The Night of the Hunter 1955
This little film about two kids and an intruder was not one I expected to see on Top Ten Lists. It’s #63 on the Critics Poll, and #26 by Directors. I’ve seen this film several times since I was a child. It’s always been a little dark, a little disturbing, while containing a strangely charismatic performance by Robert Mitchum – not a favourite actor of mine as he always seems disconnected from everyone else – as a conman.
Not here. He’s connected and frightening, but not in a Cape Fear (1962) kind of way. He’s real, and frightening.
It’s a film, like Sunset Blvd., Blade Runner, 2001, Blue Velvet, The Searchers, Seven Samurai, Some Like It Hot and His Girl Friday, which I know well and have seen many times.
What I noticed this time, which I’ve never noticed before, is how beautiful the images are. It was always a rattling good thriller of kids in danger, whether from a man or a monster, but I had never thought of it as a film which had been masterfully directed.
The film is gorgeous to look at. Whether it’s the location setting or the interiors, the majority of shots are beautifully staged and framed.
Part of this quest to see all these films, including the ones I already know very well, within the same context of 52-weeks of watching more than 200 great films, resulted in me appreciating that almost all of them are a 10/10 for cinematography. I don’t know why I never noticed it before, but each one is – for me, so far, in terms of cinematography – jaw-droppingly beautiful. I don’t know why, but the films that are in black and white are so much richer for that fact than those in colour (with exceptions like 2001 [1968] and Blade Runner [1982]).
I wonder how much Charles Laughton was involved in the camera setups, the framing, the set design and blocking of the movements of characters and the performances by the actors.
Unlike most directors – even Vigo, they all made more than one film – Laughton doesn’t have other films with which to compare it. It is what it is. There’s no way to compare how the sets or photography and acting is or isn’t similar to how it is in other films he directed.

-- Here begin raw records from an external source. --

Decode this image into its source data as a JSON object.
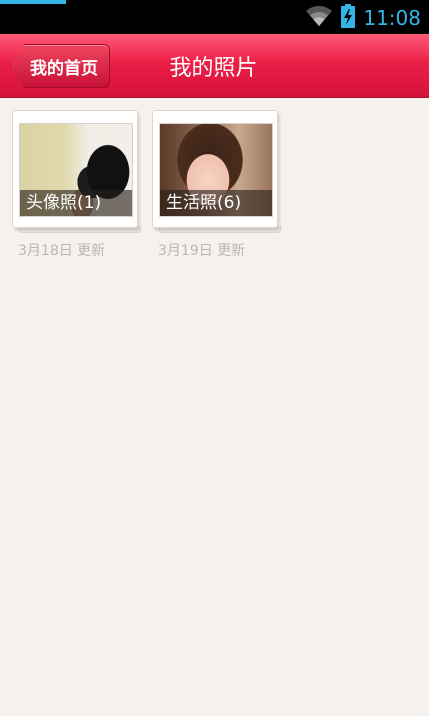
{
  "status_bar": {
    "time": "11:08",
    "icons": [
      "wifi-icon",
      "battery-charging-icon"
    ],
    "accent_color": "#33b5e5"
  },
  "header": {
    "back_label": "我的首页",
    "title": "我的照片",
    "color": "#ec1f47"
  },
  "albums": [
    {
      "caption": "头像照(1)",
      "date": "3月18日 更新"
    },
    {
      "caption": "生活照(6)",
      "date": "3月19日 更新"
    }
  ]
}
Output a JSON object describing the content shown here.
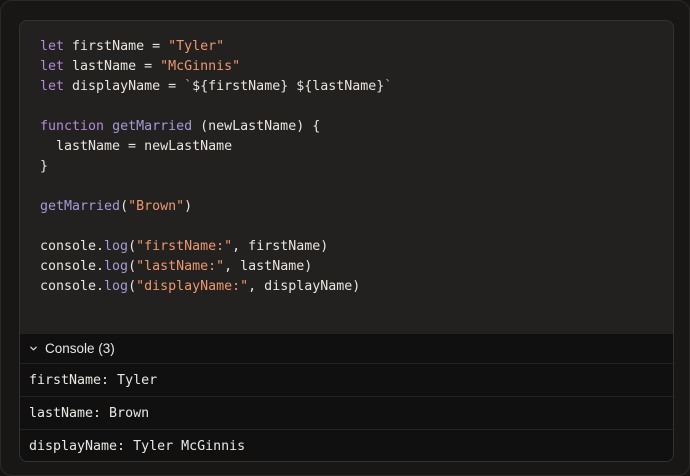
{
  "editor": {
    "lines": [
      [
        {
          "t": "kw",
          "v": "let"
        },
        {
          "t": "plain",
          "v": " firstName = "
        },
        {
          "t": "str",
          "v": "\"Tyler\""
        }
      ],
      [
        {
          "t": "kw",
          "v": "let"
        },
        {
          "t": "plain",
          "v": " lastName = "
        },
        {
          "t": "str",
          "v": "\"McGinnis\""
        }
      ],
      [
        {
          "t": "kw",
          "v": "let"
        },
        {
          "t": "plain",
          "v": " displayName = "
        },
        {
          "t": "str",
          "v": "`"
        },
        {
          "t": "plain",
          "v": "${firstName} ${lastName}"
        },
        {
          "t": "str",
          "v": "`"
        }
      ],
      [],
      [
        {
          "t": "kw",
          "v": "function"
        },
        {
          "t": "plain",
          "v": " "
        },
        {
          "t": "fn",
          "v": "getMarried"
        },
        {
          "t": "plain",
          "v": " (newLastName) {"
        }
      ],
      [
        {
          "t": "plain",
          "v": "  lastName = newLastName"
        }
      ],
      [
        {
          "t": "plain",
          "v": "}"
        }
      ],
      [],
      [
        {
          "t": "fn",
          "v": "getMarried"
        },
        {
          "t": "plain",
          "v": "("
        },
        {
          "t": "str",
          "v": "\"Brown\""
        },
        {
          "t": "plain",
          "v": ")"
        }
      ],
      [],
      [
        {
          "t": "plain",
          "v": "console."
        },
        {
          "t": "fn",
          "v": "log"
        },
        {
          "t": "plain",
          "v": "("
        },
        {
          "t": "str",
          "v": "\"firstName:\""
        },
        {
          "t": "plain",
          "v": ", firstName)"
        }
      ],
      [
        {
          "t": "plain",
          "v": "console."
        },
        {
          "t": "fn",
          "v": "log"
        },
        {
          "t": "plain",
          "v": "("
        },
        {
          "t": "str",
          "v": "\"lastName:\""
        },
        {
          "t": "plain",
          "v": ", lastName)"
        }
      ],
      [
        {
          "t": "plain",
          "v": "console."
        },
        {
          "t": "fn",
          "v": "log"
        },
        {
          "t": "plain",
          "v": "("
        },
        {
          "t": "str",
          "v": "\"displayName:\""
        },
        {
          "t": "plain",
          "v": ", displayName)"
        }
      ]
    ]
  },
  "console": {
    "title": "Console (3)",
    "toggle_icon": "chevron-down-icon",
    "rows": [
      "firstName: Tyler",
      "lastName: Brown",
      "displayName: Tyler McGinnis"
    ]
  },
  "colors": {
    "keyword": "#b189d6",
    "function": "#a59ad6",
    "string": "#ea9870",
    "text": "#e9e4df",
    "editor_bg": "#232120",
    "console_bg": "#111010"
  }
}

As an actor I’ve always considered Laughton to be very theatrical, larger than life, and sometimes over-the-top. There are many exceptions but that’s been my general observation over the years. That tendency to personal non-naturalistic acting style makes the acting in this film even more exceptional.
I wouldn’t put it in my top ten films or even my top hundred films [but if you like to rate and rank films, it is, without doubt, a **** (or *****) film)]. However, it’s excellent, brilliant, inspired and extremely well-paced.
Reviewing the Reviewers
The last 72-hours has not been spent watching films, but – a bit bizarre – has been spent reviewing the reviewers and their opinions: Rex Reed, Kael, Ebert, Crowther, Crist and Anthony Lane who were the film critics whose opinions I valued most as I was developing my own opinions. Pauline Kael, who I have accepted as the yardstick for intelligent reviews, for decades, is now under review; a review of my own. As I mentioned yesterday, Rex Reed and Anthony Lane still write intelligently, but the reviewers from the past, Crowther, Crist and Halliwell (for instance) are seriously blinkered and lacking in perception or (worse) insight.
I’m undertaking a review of the reviewers and I’m finding less intelligence than I had previously gauged (especially in Kael). The patterns of pathology of what they think is acceptable and what is not, is becoming abundantly clear.
What is disturbing is the frequency of the misunderstanding of a film’s plot, essence, or being, by beings hired to give their opinion on new films (and sometimes old films).
It’s Christmas: crack-open the Rex Reed, Anna-Maria Dell’Osso and Anthony Lane Christmas stockings: books, please!0
Three true critics who were true to Cinema and themselves, having much more than the modicum of knowledge their colleagues had.